Top UN truce monitor in Syria, attack on Central Bank

In the capital, militants fired rocket-propelled grenades at the Central Bank building, causing slight damage, and wounded four police when they attacked their patrol, state television reported. Activists in Damascus reported explosions and gunfire.

General Robert Mood acknowledged the huge task awaiting the planned 300-strong unarmed mission, which now has 30 people on the ground, but said he was confident it could make headway.

“We will be only 300, but we can make a difference,” Mood told reporters on his arrival in the Syrian capital.

“Thirty unarmed observers, 300 unarmed observers, even 1,000 unarmed observers cannot solve all the problems,” he said. “I call on everyone to help us and cooperate with us in this very challenging task ahead.”

The United Nations says President Bashar al-Assad’s forces have killed 9,000 people during the revolt, the latest in a string of uprisings in the Arab world against autocratic rule.

Damascus says 2,600 of its personnel have died at the hands of anti-Assad militamen, and has accused the United Nations of turning a blind eye to “terrorist acts” against security forces.

Syria’s SANA official news agency said U.N. observers on Sunday toured the Khalidiya district of Homs, which endured weeks of shelling by government forces before the April 12 ceasefire.

An activist in Homs, speaking via Skype, said violence had dropped sharply in the city since the observers deployed a permanent two-man team to the restive city last week.

“There are still violations, but the shelling and mortar fire has stopped,” Karam Abu Rabea said. “We have insisted that the observers stay in Homs because we know if they leave (the attacks) will continue.”

He said the presence of the monitors on Saturday had allowed residents to retrieve three bodies that had previously been too risky to collect because of the threat of sniper fire.

The lull had also enabled people to clear rubbish left to rot in the streets. “There is a danger of disease from the rubbish. Until now it was left in the streets,” Abu Rabea said.

BOMBING CLAIM
Despite the relative calm in Homs, the Syrian Observatory for Human Rights, a UK-based group tracking the conflict, said at last 39 people were killed across the country on Sunday, including civilians, security forces and rebels.

Twenty-three civilians were killed, most of them shot by security forces in a single village in the central province of Hama, it said.
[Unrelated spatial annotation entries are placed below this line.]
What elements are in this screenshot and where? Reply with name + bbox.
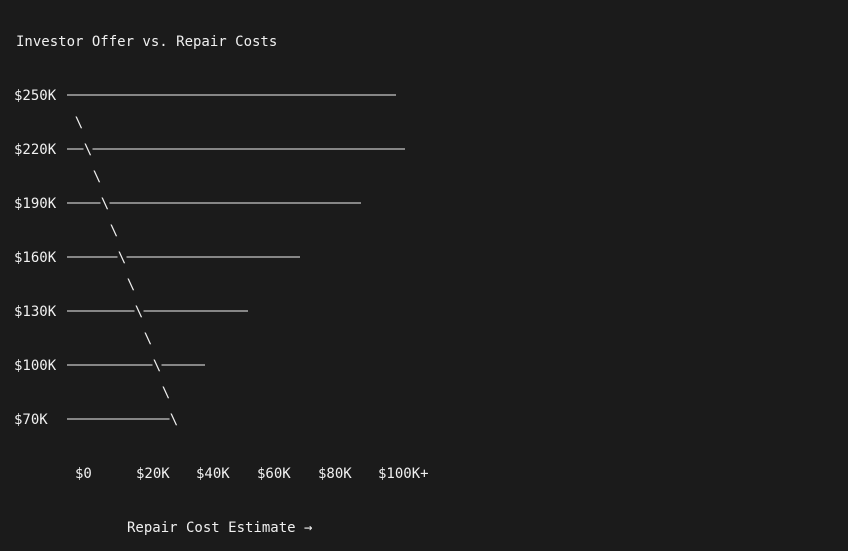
diagonal-mark: \ xyxy=(162,385,170,401)
diagonal-mark: \ xyxy=(170,412,178,428)
x-axis-label: Repair Cost Estimate → xyxy=(127,520,312,536)
diagonal-mark: \ xyxy=(75,115,83,131)
diagonal-mark: \ xyxy=(153,358,161,374)
chart-title: Investor Offer vs. Repair Costs xyxy=(16,34,277,50)
diagonal-mark: \ xyxy=(127,277,135,293)
diagonal-mark: \ xyxy=(118,250,126,266)
y-tick-label: $130K xyxy=(14,304,57,320)
diagonal-mark: \ xyxy=(135,304,143,320)
y-tick-label: $190K xyxy=(14,196,57,212)
y-tick-label: $70K xyxy=(14,412,48,428)
diagonal-mark: \ xyxy=(110,223,118,239)
x-tick-label: $100K+ xyxy=(378,466,429,482)
y-tick-label: $250K xyxy=(14,88,57,104)
x-tick-label: $60K xyxy=(257,466,291,482)
offer-vs-repair-chart: Investor Offer vs. Repair Costs $250K \ $2… xyxy=(14,34,429,536)
y-tick-label: $160K xyxy=(14,250,57,266)
diagonal-mark: \ xyxy=(84,142,92,158)
diagonal-mark: \ xyxy=(144,331,152,347)
diagonal-mark: \ xyxy=(101,196,109,212)
y-tick-label: $220K xyxy=(14,142,57,158)
x-tick-label: $80K xyxy=(318,466,352,482)
y-tick-label: $100K xyxy=(14,358,57,374)
diagonal-mark: \ xyxy=(93,169,101,185)
x-tick-label: $0 xyxy=(75,466,92,482)
chart-rows: $250K\$220K \\$190K \\$160K \\$130K \\$100K \… xyxy=(14,88,405,428)
x-axis-ticks: $0 $20K $40K $60K $80K $100K+ xyxy=(75,466,429,482)
x-tick-label: $20K xyxy=(136,466,170,482)
x-tick-label: $40K xyxy=(196,466,230,482)
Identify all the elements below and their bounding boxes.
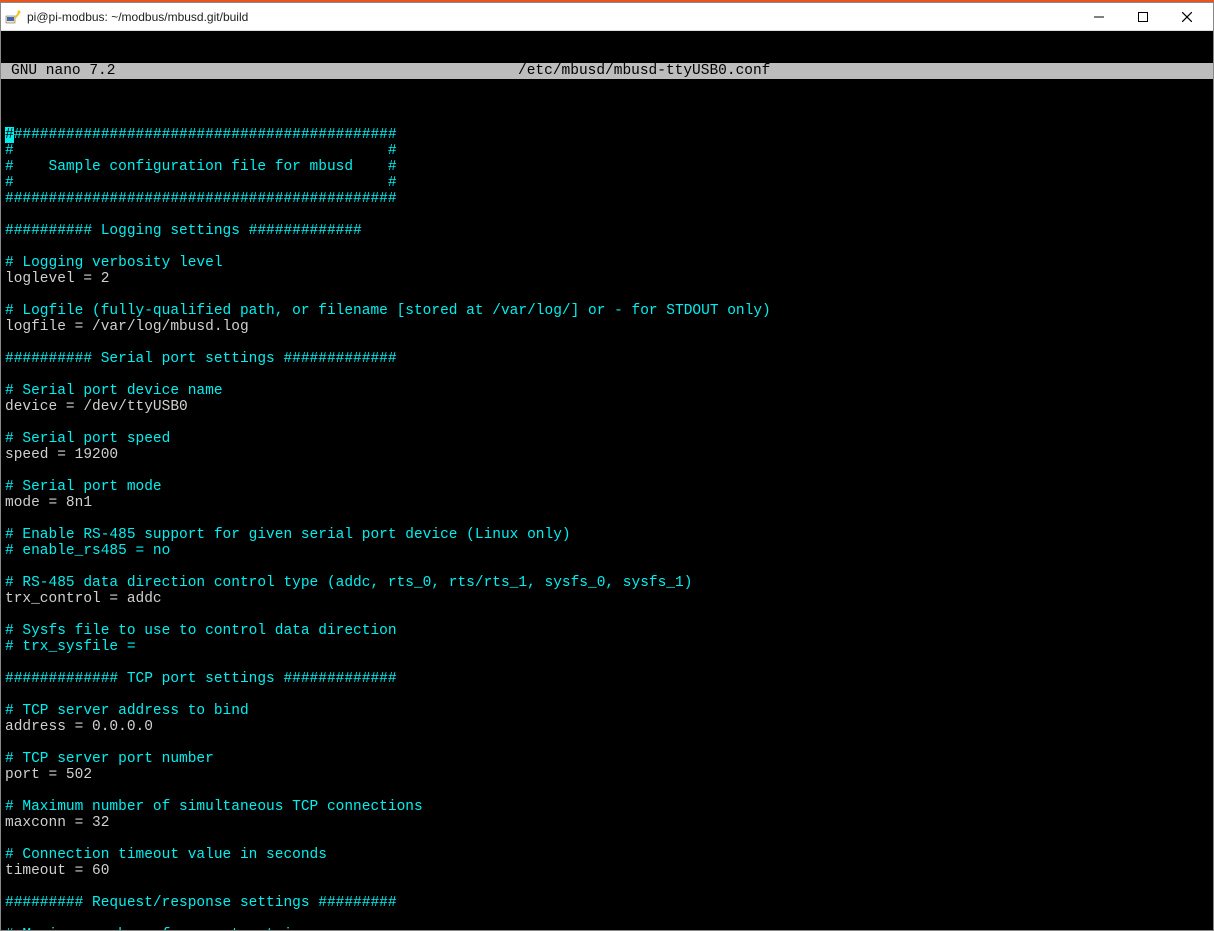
editor-line: port = 502	[5, 767, 1209, 783]
editor-line	[5, 911, 1209, 927]
editor-line	[5, 655, 1209, 671]
editor-line	[5, 415, 1209, 431]
editor-line: # Enable RS-485 support for given serial…	[5, 527, 1209, 543]
putty-icon	[5, 9, 21, 25]
close-button[interactable]	[1165, 4, 1209, 30]
editor-line: ########################################…	[5, 127, 1209, 143]
minimize-button[interactable]	[1077, 4, 1121, 30]
editor-line: # TCP server port number	[5, 751, 1209, 767]
window-frame: pi@pi-modbus: ~/modbus/mbusd.git/build G…	[0, 2, 1214, 931]
editor-line: address = 0.0.0.0	[5, 719, 1209, 735]
editor-line: # Maximum number of request retries	[5, 927, 1209, 930]
cursor: #	[5, 127, 14, 143]
editor-line: # Serial port speed	[5, 431, 1209, 447]
titlebar[interactable]: pi@pi-modbus: ~/modbus/mbusd.git/build	[1, 3, 1213, 31]
editor-line: # RS-485 data direction control type (ad…	[5, 575, 1209, 591]
editor-line: # Connection timeout value in seconds	[5, 847, 1209, 863]
editor-line: # Serial port mode	[5, 479, 1209, 495]
editor-line: loglevel = 2	[5, 271, 1209, 287]
editor-line	[5, 367, 1209, 383]
editor-line	[5, 687, 1209, 703]
nano-filename: /etc/mbusd/mbusd-ttyUSB0.conf	[115, 63, 1173, 79]
terminal[interactable]: GNU nano 7.2 /etc/mbusd/mbusd-ttyUSB0.co…	[1, 31, 1213, 930]
editor-line	[5, 463, 1209, 479]
editor-line: ######### Request/response settings ####…	[5, 895, 1209, 911]
editor-line: ############# TCP port settings ########…	[5, 671, 1209, 687]
editor-line	[5, 511, 1209, 527]
editor-line	[5, 879, 1209, 895]
editor-line	[5, 287, 1209, 303]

Six rebel fighters were killed as well as seven members of the security forces – four of whom died when ammunition they were handling exploded.

Yesterday an Islamist group called “al-Nusra Front” claimed responsibility for a suicide bombing that killed at least nine people in Damascus on Friday.

Both sides have been accused of multiple violations of the ceasefire engineered by U.N.-Arab League envoy Kofi Annan.

Under the deal, Assad’s tanks and troops are supposed to return to barracks. Damascus says this has happened, although U.N. Secretary General Ban Ki-moon disagreed this week, saying he was “gravely alarmed by reports of continued violence.”

“The problem is whether the Syrian government will agree to us deploying our own assets,” he said late yesterday.

Ban said Syria’s U.N. ambassador had promised unconditional cooperation. But it was difficult to “give full credibility on their promise, because they have not kept their promises,” he told reporters during a visit to Myanmar.